Marco Buzzi
Divulgação/STJ
A defesa do magistrado Marco Aurélio Gastaldi Buzzi protocolou no Superior Tribunal de Justiça (STJ), nesta quarta-feira (29), pedido de adiamento do Processo Administrativo Disciplinar que corre contra ele após denúncias de assédio e importunação sexual contra duas mulheres. Nesse momento, a sessão está prevista para 6 de agosto.
Os advogados Paulo Emílio Catta Preta, Saad Ávila e Maíra Fernandes argumentam que o prazo de apenas três dias úteis entre o retorno dos ministros do recesso judiciário (3 de agosto) e a data da sessão inviabiliza o exercício pleno do direito de defesa.
A defesa enfatiza a necessidade de "despachar" com os integrantes do colegiado, uma prerrogativa garantida pelo Estatuto da Advocacia, que seria materialmente impossível de realizar em tempo hábil devido à sobrecarga natural de compromissos no reinício das atividades da Corte.
Para reforçar a legitimidade do pedido, a petição destaca que o adiamento por uma semana ou para uma data subsequente não traria riscos à ordem pública ou à instrução processual. “Uma vez que o processado se encontra afastado cautelarmente de suas funções desde 10 de fevereiro de 2026”.
Defesa rejeita protelação
Apesar de solicitar a postergação, a defesa nega qualquer intenção protelatória.
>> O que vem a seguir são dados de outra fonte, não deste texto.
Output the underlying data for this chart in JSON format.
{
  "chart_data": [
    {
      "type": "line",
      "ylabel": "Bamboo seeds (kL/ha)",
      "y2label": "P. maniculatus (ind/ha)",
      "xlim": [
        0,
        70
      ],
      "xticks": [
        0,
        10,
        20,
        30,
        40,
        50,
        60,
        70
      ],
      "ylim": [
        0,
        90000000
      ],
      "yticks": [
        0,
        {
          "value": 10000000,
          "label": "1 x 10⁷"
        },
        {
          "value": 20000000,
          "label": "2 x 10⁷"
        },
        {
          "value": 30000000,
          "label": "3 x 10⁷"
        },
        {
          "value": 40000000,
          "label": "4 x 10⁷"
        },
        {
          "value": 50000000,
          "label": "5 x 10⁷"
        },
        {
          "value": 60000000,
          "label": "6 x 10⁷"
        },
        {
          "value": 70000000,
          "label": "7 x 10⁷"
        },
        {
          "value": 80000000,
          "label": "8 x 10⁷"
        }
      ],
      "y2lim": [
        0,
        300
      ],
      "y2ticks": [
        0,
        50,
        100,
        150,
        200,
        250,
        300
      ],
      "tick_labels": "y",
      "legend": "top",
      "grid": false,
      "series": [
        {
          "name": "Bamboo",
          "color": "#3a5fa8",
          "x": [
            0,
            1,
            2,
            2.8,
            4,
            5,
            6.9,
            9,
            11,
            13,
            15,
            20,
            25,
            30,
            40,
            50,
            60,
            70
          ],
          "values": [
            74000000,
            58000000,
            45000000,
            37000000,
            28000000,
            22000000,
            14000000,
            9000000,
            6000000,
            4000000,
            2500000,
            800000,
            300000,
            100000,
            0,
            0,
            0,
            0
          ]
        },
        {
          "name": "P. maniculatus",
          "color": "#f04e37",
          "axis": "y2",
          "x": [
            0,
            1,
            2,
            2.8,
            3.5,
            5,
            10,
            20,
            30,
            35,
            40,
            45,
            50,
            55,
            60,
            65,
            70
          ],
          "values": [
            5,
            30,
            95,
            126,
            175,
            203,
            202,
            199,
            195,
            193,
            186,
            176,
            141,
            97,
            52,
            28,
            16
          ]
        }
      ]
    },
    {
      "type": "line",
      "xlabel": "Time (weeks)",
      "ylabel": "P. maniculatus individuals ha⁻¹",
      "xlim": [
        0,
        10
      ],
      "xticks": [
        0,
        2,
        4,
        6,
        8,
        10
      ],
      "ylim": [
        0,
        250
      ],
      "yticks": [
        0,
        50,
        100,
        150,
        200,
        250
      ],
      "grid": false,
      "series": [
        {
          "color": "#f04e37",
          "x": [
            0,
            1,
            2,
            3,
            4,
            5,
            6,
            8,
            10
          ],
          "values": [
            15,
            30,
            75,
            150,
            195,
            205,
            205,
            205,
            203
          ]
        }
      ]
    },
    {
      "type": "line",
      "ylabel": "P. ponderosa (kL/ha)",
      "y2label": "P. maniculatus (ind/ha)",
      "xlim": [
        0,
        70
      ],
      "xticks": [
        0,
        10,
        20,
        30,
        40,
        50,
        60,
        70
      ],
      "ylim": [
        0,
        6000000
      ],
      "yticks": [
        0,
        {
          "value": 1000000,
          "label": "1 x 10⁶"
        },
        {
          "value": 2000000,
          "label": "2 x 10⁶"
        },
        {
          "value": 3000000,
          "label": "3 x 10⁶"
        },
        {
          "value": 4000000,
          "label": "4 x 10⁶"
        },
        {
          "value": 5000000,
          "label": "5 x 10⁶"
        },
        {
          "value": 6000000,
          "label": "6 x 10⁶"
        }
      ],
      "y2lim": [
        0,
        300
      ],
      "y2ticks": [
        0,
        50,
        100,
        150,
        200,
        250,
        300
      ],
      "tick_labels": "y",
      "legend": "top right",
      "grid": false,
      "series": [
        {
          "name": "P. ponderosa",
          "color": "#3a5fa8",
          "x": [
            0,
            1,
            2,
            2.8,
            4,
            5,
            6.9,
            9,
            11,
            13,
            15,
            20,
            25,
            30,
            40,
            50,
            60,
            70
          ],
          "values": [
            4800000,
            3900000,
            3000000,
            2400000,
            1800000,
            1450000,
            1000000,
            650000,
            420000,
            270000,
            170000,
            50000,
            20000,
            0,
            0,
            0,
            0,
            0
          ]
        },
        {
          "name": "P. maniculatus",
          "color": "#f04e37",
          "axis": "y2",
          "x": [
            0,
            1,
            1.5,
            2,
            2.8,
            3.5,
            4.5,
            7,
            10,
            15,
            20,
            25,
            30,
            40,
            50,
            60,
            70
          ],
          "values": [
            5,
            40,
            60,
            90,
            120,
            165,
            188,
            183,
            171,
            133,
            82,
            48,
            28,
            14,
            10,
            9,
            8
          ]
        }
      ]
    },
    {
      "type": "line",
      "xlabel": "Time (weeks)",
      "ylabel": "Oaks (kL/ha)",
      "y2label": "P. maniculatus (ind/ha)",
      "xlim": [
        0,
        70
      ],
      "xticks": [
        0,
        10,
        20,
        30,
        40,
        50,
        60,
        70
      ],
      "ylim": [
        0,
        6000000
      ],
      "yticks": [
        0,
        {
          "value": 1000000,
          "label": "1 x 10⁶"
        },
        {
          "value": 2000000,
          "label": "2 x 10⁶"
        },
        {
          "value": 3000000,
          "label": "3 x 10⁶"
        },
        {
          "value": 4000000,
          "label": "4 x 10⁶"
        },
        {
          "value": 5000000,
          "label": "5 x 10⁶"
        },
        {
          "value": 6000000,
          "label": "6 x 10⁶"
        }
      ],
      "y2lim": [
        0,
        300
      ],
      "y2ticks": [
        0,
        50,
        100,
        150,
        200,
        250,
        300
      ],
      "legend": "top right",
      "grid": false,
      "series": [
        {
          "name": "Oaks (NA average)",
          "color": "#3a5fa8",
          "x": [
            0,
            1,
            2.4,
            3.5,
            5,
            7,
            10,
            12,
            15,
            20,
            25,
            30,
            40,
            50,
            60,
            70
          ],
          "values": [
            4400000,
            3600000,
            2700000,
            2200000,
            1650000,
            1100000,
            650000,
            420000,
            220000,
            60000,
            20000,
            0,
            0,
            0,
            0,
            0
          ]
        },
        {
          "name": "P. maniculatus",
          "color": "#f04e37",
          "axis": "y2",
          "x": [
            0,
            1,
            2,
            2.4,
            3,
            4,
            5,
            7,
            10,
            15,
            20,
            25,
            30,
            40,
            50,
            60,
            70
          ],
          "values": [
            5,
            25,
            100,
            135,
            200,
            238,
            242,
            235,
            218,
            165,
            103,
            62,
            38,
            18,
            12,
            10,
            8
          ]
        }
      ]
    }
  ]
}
Segundo os advogados, é de interesse do próprio defendente que o desfecho ocorra com brevidade, desde que sejam respeitadas as garantias constitucionais e evitado qualquer cerceamento de defesa que possa macular a higidez do julgamento.
O caso, que tramita sob a presidência do Ministro Antônio Herman de Vasconcellos e Benjamin, trata de temas de alta sensibilidade, incluindo menções a crimes sexuais em relatórios relacionados ao processo. Cabe agora à presidência do STJ decidir se acolhe o pedido dos advogados para remarcar a data da deliberação.
Denúncias contra magistrado
As investigações foram desencadeadas a partir de dois relatos distintos. A primeira denúncia partiu de uma jovem de 18 anos, conhecida da família do ministro, que o acusa de tentar agarrá-la durante um banho de mar enquanto ela estava hospedada na casa de praia de Buzzi, em Balneário Camboriú.
Em fevereiro deste ano, o caso ganhou novos desdobramentos quando uma ex-funcionária terceirizada do gabinete do ministro no STJ relatou ter sofrido oito episódios de assédio. A defesa de Marco Buzzi mantém a negativa sobre todas as acusações apontadas nos processos.
Além do processo diciplinar no STJ, o ministro enfrenta outras frentes judiciais e administrativas. O caso é alvo de uma investigação pelo Conselho Nacional de Justiça (CNJ) e de um inquérito na Polícia Federal, este último aberto pelo ministro Kassio Nunes Marques, no STF. Ambas as apurações seguem em curso sem prazo para conclusão.
Caso seja condenado criminalmente, Buzzi pode responder pelos crimes de importunação sexual, com pena de até cinco anos, e assédio sexual, que prevê dois anos de reclusão.